GPU Architecture Details (RTX 3090 Example)

Note

Note: The GA102 GPU also features 168 FP64 units (two per SM), which are not depicted in this diagram. The FP64 TFLOP rate is 1/64th the TFLOP rate of FP32 operations. The small number of FP64 hardware units are included to ensure any programs with FP64 code operate correctly, including FP64 Tensor Core code.
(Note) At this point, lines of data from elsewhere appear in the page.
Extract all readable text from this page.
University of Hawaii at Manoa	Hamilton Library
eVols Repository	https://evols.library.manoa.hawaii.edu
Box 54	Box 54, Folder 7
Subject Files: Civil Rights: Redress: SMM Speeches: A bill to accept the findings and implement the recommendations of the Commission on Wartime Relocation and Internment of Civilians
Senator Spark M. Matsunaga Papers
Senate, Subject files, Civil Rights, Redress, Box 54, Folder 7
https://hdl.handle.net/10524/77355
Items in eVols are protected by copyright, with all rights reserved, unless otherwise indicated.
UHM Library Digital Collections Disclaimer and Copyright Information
Streaming Multiprocessors (SMs):
- RTX 3090 has 82 SMs.
- SMs are largely independent.
- Share a common L2 cache.
Floating-Point Cores:
- Consumer GPUs lack dedicated FP64 cores.
- RTX 3090 has a limited FP64 rate (1/64th of FP32).
- Accidental use of FP64 constants can significantly slow down computation.
Streaming Multiprocessor Structure:
- Each SM has four units, each with:
  - Register file.
  - Scheduling and dispatch unit (32 threads/clock).
  - Compute units: 32 FP32 units (half can do INT32).
  - Tensor cores.

Figure 3. GA10x Streaming Multiprocessor (SM)

Kernel Execution:
- Thread blocks are assigned to SMs (no user control over assignment).
- Multiple blocks can be assigned to one SM if resource limits allow.
- RTX 3090 can handle up to 1536 threads per SM.
- Ideal block size divides 1536 (e.g., 256 or 512).
Warp Execution:
- Each SM processes one warp (32 threads) at a time.
- Warp divergence occurs when threads within a warp are not in sync, leading to partial execution.
Registers:
- Shared register file (64K 32-bit registers per SM).
- Registers are not cleared when switching between warps, requiring careful management of register usage.
L1 Cache and Shared Memory:
- 128KB of on-chip memory per SM, split between L1 cache and shared memory.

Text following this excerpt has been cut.